Pendidikan Inklusif, Indonesia Progresif

Radar Lampung Baca Koran--
* Oleh: Pelita Sukma, S.Si.
HARI Pendidikan Nasional (Hardiknas) yang diperingati setiap tanggal 2 Mei bukan sekadar seremoni tahunan. Itu adalah momen untuk merenung, mengkaji kembali perjalanan dunia pendidikan Indonesia, serta menetapkan arah baru menuju cita-cita luhur bangsa.
Dalam konteks 2025, refleksi ini menjadi semakin mendesak.
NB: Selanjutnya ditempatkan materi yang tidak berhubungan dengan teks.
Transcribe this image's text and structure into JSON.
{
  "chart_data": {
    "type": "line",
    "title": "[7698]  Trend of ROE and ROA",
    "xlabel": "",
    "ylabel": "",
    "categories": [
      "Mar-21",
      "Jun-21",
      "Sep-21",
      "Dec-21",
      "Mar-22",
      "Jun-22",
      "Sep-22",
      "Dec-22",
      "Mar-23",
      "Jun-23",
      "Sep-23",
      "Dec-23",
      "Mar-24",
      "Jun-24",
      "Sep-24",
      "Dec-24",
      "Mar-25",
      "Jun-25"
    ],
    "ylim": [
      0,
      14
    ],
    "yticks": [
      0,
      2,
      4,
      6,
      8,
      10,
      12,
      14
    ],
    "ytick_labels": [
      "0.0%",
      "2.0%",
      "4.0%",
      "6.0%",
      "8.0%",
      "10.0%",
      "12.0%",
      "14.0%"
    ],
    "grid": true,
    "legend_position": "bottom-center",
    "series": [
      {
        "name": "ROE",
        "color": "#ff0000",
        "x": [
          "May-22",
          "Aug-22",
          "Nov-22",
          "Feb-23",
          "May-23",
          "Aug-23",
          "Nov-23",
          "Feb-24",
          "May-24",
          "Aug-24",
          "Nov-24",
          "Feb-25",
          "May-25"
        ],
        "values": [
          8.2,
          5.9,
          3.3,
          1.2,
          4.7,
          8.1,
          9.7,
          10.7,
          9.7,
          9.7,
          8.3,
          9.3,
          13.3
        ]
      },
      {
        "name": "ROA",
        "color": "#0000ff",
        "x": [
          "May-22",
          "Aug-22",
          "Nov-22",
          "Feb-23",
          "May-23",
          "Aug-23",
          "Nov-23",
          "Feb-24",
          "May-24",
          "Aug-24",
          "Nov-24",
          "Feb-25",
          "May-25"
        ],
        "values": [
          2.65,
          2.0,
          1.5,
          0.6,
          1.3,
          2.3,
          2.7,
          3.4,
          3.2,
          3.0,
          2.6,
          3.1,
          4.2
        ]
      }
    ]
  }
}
Di tengah perubahan zaman yang begitu cepat –dengan hadirnya teknologi kecerdasan buatan (AI), transformasi sosial, dan tantangan global– pendidikan nasional perlu menyesuaikan diri tanpa kehilangan jati dirinya.
BACA JUGA:Kemendikdasmen Luncurkan 4 Paket Program di Hardiknas 2025
Hardiknas selalu dikaitkan dengan sosok Ki Hadjar Dewantara, tokoh pelopor pendidikan nasional yang meletakkan dasar pemikiran bahwa pendidikan adalah sarana untuk memerdekakan manusia.
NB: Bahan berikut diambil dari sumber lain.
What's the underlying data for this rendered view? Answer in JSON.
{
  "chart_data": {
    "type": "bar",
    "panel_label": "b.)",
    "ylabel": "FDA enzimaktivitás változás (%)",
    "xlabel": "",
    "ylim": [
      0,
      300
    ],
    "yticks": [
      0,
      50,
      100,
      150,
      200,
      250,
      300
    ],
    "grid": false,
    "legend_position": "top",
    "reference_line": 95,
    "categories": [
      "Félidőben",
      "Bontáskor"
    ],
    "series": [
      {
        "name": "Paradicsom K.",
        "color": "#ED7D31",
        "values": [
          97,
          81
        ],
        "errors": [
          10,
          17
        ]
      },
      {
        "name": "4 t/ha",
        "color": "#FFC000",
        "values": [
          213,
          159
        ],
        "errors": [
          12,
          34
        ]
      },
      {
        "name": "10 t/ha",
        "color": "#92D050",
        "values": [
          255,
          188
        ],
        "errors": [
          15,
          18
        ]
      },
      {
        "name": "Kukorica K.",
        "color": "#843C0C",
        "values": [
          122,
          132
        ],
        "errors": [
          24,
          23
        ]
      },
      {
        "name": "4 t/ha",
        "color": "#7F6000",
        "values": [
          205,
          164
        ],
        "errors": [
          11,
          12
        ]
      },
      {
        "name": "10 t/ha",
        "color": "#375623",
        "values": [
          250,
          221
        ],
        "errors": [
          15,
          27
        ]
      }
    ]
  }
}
Dalam pandangan Ki Hadjar, pendidikan bukan sekadar transfer ilmu, melainkan usaha untuk membentuk manusia yang berdaya, merdeka lahir batin, serta mampu menjalani hidupnya secara bermartabat.
Prinsip "Ing Ngarso Sung Tulodo, Ing Madyo Mangun Karso, Tut Wuri Handayani" bukan hanya ungkapan indah, melainkan falsafah pendidikan yang terus relevan sepanjang masa.
Namun, seiring bergulirnya waktu, cita-cita itu menghadapi tantangan. Pendidikan nasional hari ini berada di tengah pusaran perubahan global.
Dunia tidak lagi sama seperti dua dekade lalu. Digitalisasi, perubahan iklim, revolusi industri 4.0, hingga ketidakpastian ekonomi global, semua itu menuntut sistem pendidikan yang adaptif dan inovatif. Jika pendidikan gagal menyesuaikan diri, maka ia akan tertinggal dan menyeret bangsa ini ke jurang ketertinggalan.
Di sisi lain, kesenjangan pendidikan antarwilayah, antara kota besar dan daerah terpencil, antara kelompok sosial ekonomi tinggi dan rendah, masih menganga lebar. Pendidikan berkualitas belum menjadi hak universal semua anak Indonesia. Padahal, dalam pembukaan UUD 1945 ditegaskan, "Mencerdaskan kehidupan bangsa" adalah salah satu tujuan utama berdirinya negara ini.
Dalam konteks Hardiknas 2025, sudah waktunya kita tidak lagi sekadar memperingati, tetapi menggunakannya sebagai momentum kolektif untuk menata ulang arah pendidikan nasional.
Kita perlu mempertanyakan kembali: Apakah pendidikan kita sudah membebaskan? Sudahkah ia memberdayakan? Ataukah justru melanggengkan ketimpangan sosial dan ketidakadilan struktural?
Refleksi ini penting karena pendidikan bukan entitas statis. Namun, merupakan organisme hidup yang harus terus diperbaharui. Pendidikan harus menjadi alat emansipasi, bukan domestikasi; harus membuka cakrawala, bukan menutupnya; harus mengembangkan potensi anak, bukan mengerdilkannya. Inilah tantangan kita bersama.
Tidak adil jika hanya menyoroti sisi gelap pendidikan Indonesia tanpa mengakui capaian-capaian positif yang telah diraih. Selama dua dekade terakhir, Indonesia mencatatkan berbagai kemajuan signifikan dalam dunia pendidikan.